New Tool in Development to Combat AI Chatbot Extremism

A specialized company that provides crisis intervention services for major artificial intelligence platforms is working on groundbreaking technology to identify and help users displaying signs of violent extremism.

ThroughLine, a New Zealand-based startup that currently assists ChatGPT’s parent company OpenAI, along with competitors Anthropic and Google, plans to expand beyond its existing mental health crisis support to tackle radicalization concerns.

The company’s founder, Elliot Taylor, a former youth worker who operates from rural New Zealand, revealed the initiative comes as AI firms face mounting pressure over safety issues and legal challenges for allegedly failing to prevent violence.

“It’s something that we’d like to move toward and to do a better job of covering and then to be able to better support platforms,” Taylor explained during a recent interview, though he noted no timeline has been established for the project.

The development follows a February incident where OpenAI faced potential government intervention from Canada after disclosing that someone who committed a fatal school shooting had been banned from their platform without notifying authorities.

ThroughLine currently manages an extensive network of 1,600 crisis helplines across 180 countries, which are continuously monitored and updated. When AI systems detect indicators of potential mental health emergencies, self-harm risks, domestic violence situations, or eating disorders, users are automatically connected to ThroughLine’s services and matched with nearby human-operated support resources.

The proposed anti-extremism solution is being developed in partnership with The Christchurch Call, an organization established following New Zealand’s deadliest terrorist incident in 2019 to eliminate online hatred. This collaboration would involve the anti-extremism organization providing expert guidance while ThroughLine creates the intervention technology.

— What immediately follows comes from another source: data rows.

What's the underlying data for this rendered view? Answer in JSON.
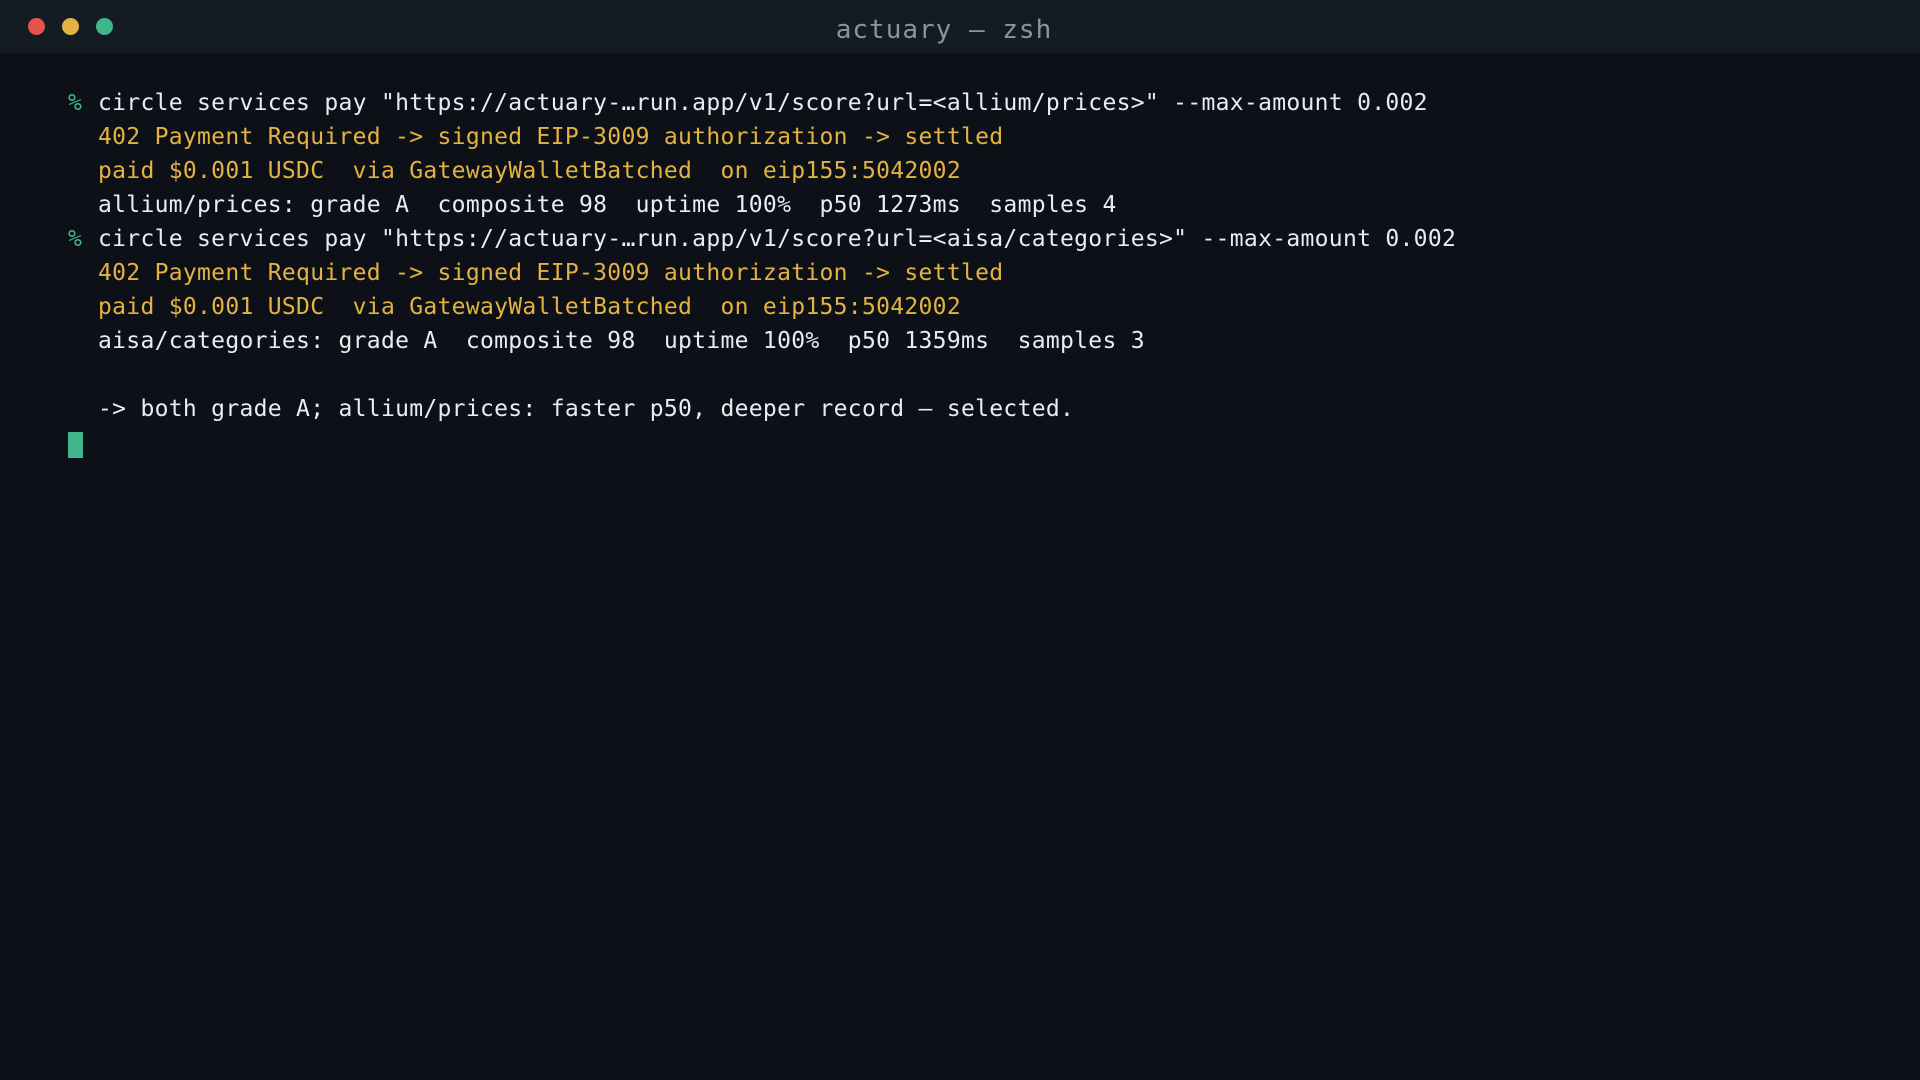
{
  "window": {
    "title": "actuary — zsh",
    "controls": {
      "close": "#e5534b",
      "minimize": "#e3b341",
      "maximize": "#3fb68b"
    }
  },
  "colors": {
    "background": "#0d1117",
    "titlebar": "#151b23",
    "prompt": "#3fb68b",
    "info": "#e3b341",
    "text": "#e6edf3",
    "cursor": "#3fb68b"
  },
  "terminal": {
    "prompt_symbol": "%",
    "blocks": [
      {
        "command": "circle services pay \"https://actuary-…run.app/v1/score?url=<allium/prices>\" --max-amount 0.002",
        "payment_status": "402 Payment Required -> signed EIP-3009 authorization -> settled",
        "payment_detail": "paid $0.001 USDC  via GatewayWalletBatched  on eip155:5042002",
        "result": "allium/prices: grade A  composite 98  uptime 100%  p50 1273ms  samples 4"
      },
      {
        "command": "circle services pay \"https://actuary-…run.app/v1/score?url=<aisa/categories>\" --max-amount 0.002",
        "payment_status": "402 Payment Required -> signed EIP-3009 authorization -> settled",
        "payment_detail": "paid $0.001 USDC  via GatewayWalletBatched  on eip155:5042002",
        "result": "aisa/categories: grade A  composite 98  uptime 100%  p50 1359ms  samples 3"
      }
    ],
    "summary": "-> both grade A; allium/prices: faster p50, deeper record — selected."
  }
}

According to Taylor, the new system would likely combine a specially trained chatbot designed to respond to individuals showing extremist tendencies with connections to real-world mental health professionals.

“We’re not using the training data of a base LLM,” Taylor clarified, referring to the standard datasets that large language model platforms use to generate text. “We’re working with the correct experts.”

Galen Lamphere-Englund, who serves as a counterterrorism advisor for The Christchurch Call, expressed optimism about expanding the tool’s use to gaming forum moderators and parents seeking to identify online extremism.

Henry Fraser, an artificial intelligence researcher at Queensland University of Technology, praised the concept as both beneficial and essential, noting it addresses relationship dynamics rather than just problematic content.

However, Fraser cautioned that success would depend on “how good are follow-up mechanisms and how good are the structures and relationships that they direct people into at addressing the problem.”

Taylor acknowledged that follow-up procedures, including potential notifications to law enforcement about dangerous users, remain undetermined but would consider risks of escalating harmful behavior.

He emphasized that individuals in crisis often share information online that they would be too embarrassed to discuss with another person, warning that government pressure on platforms to disconnect users engaging in sensitive conversations could worsen situations.

Research from New York University’s Stern Center for Business and Human Rights indicates that increased platform moderation under law enforcement pressure has driven extremist sympathizers to less regulated alternatives like Telegram.

“If you talk to an AI and disclose the crisis and it shuts down the conversation, no one knows that happened, and that person might still be without support,” Taylor warned.

OpenAI confirmed their partnership with ThroughLine but declined additional comment. Anthropic and Google have not yet responded to requests for information about the initiative.